Many parents have feedback to me that their child often makes careless mistakes in Maths, at all levels, from Primary, Secondary, to JC Level. I truly empathize with them, as it often leads to marks being lost unnecessarily. Not to mention, it is discouraging for the child.

Also, making careless mistakes is most common in the subject of mathematics, it is rare to hear of students making careless mistakes in say, History or English.
Fortunately, it is possible to prevent careless mistakes for mathematics, or at least reduce the rates of careless mistakes.
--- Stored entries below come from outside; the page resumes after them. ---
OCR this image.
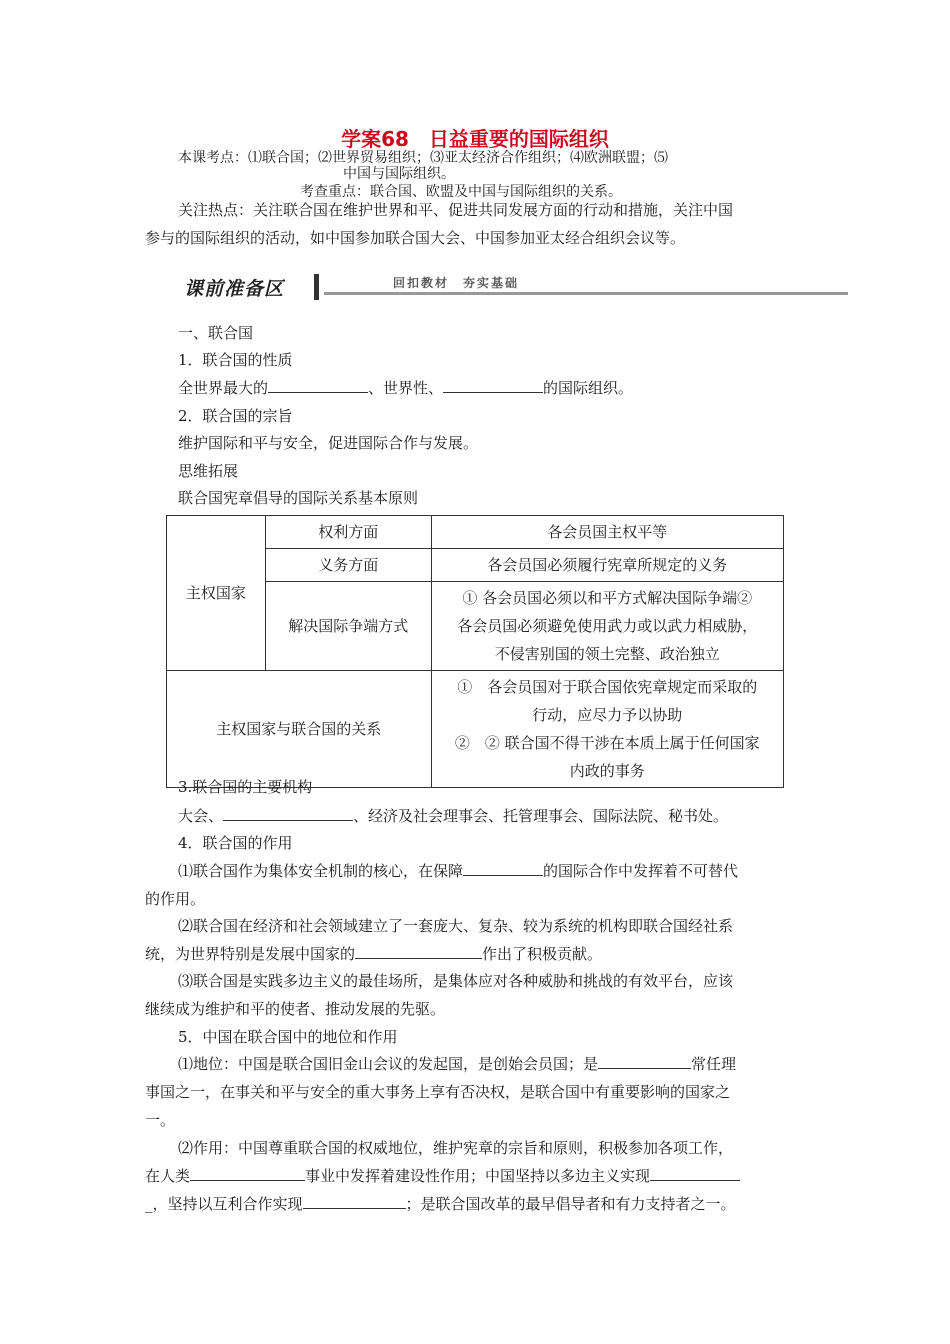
学案68　日益重要的国际组织
本课考点：⑴联合国；⑵世界贸易组织；⑶亚太经济合作组织；⑷欧洲联盟；⑸
中国与国际组织。
考查重点：联合国、欧盟及中国与国际组织的关系。
关注热点：关注联合国在维护世界和平、促进共同发展方面的行动和措施，关注中国
参与的国际组织的活动，如中国参加联合国大会、中国参加亚太经合组织会议等。
课前准备区	回扣教材　夯实基础
一、联合国
1．联合国的性质
全世界最大的	、世界性、	的国际组织。
2．联合国的宗旨
维护国际和平与安全，促进国际合作与发展。
思维拓展
联合国宪章倡导的国际关系基本原则
主权国家	权利方面	各会员国主权平等
	义务方面	各会员国必须履行宪章所规定的义务
	解决国际争端方式	① 各会员国必须以和平方式解决国际争端②
各会员国必须避免使用武力或以武力相威胁，
不侵害别国的领土完整、政治独立

主权国家与联合国的关系		①　各会员国对于联合国依宪章规定而采取的
行动，应尽力予以协助
②　② 联合国不得干涉在本质上属于任何国家
内政的事务
3.联合国的主要机构
大会、	、经济及社会理事会、托管理事会、国际法院、秘书处。
4．联合国的作用
⑴联合国作为集体安全机制的核心，在保障	的国际合作中发挥着不可替代
的作用。
⑵联合国在经济和社会领域建立了一套庞大、复杂、较为系统的机构即联合国经社系
统，为世界特别是发展中国家的	作出了积极贡献。
⑶联合国是实践多边主义的最佳场所，是集体应对各种威胁和挑战的有效平台，应该
继续成为维护和平的使者、推动发展的先驱。
5．中国在联合国中的地位和作用
⑴地位：中国是联合国旧金山会议的发起国，是创始会员国；是	常任理
事国之一，在事关和平与安全的重大事务上享有否决权，是联合国中有重要影响的国家之
一。
⑵作用：中国尊重联合国的权威地位，维护宪章的宗旨和原则，积极参加各项工作，
在人类	事业中发挥着建设性作用；中国坚持以多边主义实现
_，坚持以互利合作实现	；是联合国改革的最早倡导者和有力支持者之一。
From experience, the ways to prevent careless mistakes for mathematics can be classified into 3 categories, Common Sense, Psychological, and Math Tips.

Common Sense

  1. Firstly, write as neatly as possible. Often, students write their “5” like “6”. Mathematics in Singapore is highly computational in nature, such errors may lead to loss of marks. Also, for Algebra, it is recommended that students write l (for length) in a cursive manner, like \ell to prevent confusion with 1. Also, in Complex Numbers in H2 Math, write z with a line in the middle, like Ƶ, to avoid confusion with 2.
  2. Leave some time for checking. This is easier said than done, as speed requires practice. But leaving some time, at least 5-10 minutes to check the entire paper is a good strategy. It can spot obvious errors, like leaving out an entire question.

Psychological

  1. Look at the number of marks. If the question is 5 marks, and your solution is very short, something may be wrong. Also if the question is just 1 mark, and it took a long time to solve it, that may ring a bell.
  2. See if the final answer is a “nice number“. For questions that are about whole numbers, like number of apples, the answer should clearly be a whole number. At higher levels, especially with questions that require answers in 3 significant figures, the number may not be so nice though. However, from experience, some questions even in A Levels, like vectors where one is suppose to solve for a constant \lambda, it turns out that the constant is a “nice number”.

Mathematical Tips

Mathematical Tips are harder to apply, unlike the above which are straightforward. Usually students will have to be taught and guided by a teacher or tutor.

  1. Substitute back the final answer into the equations. For example, when solving simultaneous equations like x+y=3, x+2y=4, after getting the solution x=2, y=1, you should substitute back into the original two equations to check it.
  2. Substitute in certain values. For example, after finding the partial fraction \displaystyle\frac{1}{x^2-1} = \frac{1}{2 (x-1)}-\frac{1}{2 (x+1)}, you should substitute back a certain value for x, like x=2. Then check if both the left-hand-side and right-hand-side gives the same answer. (LHS=1/3, RHS=1/2-1/6=1/3) This usually gives a very high chance that you are correct.

Thanks for reading this long article! Hope it helps! 🙂

I will add more tips in the future.

Recommended Maths Book:

Math Doesn’t Suck: How to Survive Middle School Math Without Losing Your Mind or Breaking a Nail

This book is a New York Times Bestseller by actress Danica McKellar, who is also an internationally recognized mathematician and advocate for math education. It should be available in the library. Hope it can inspire all to like Maths!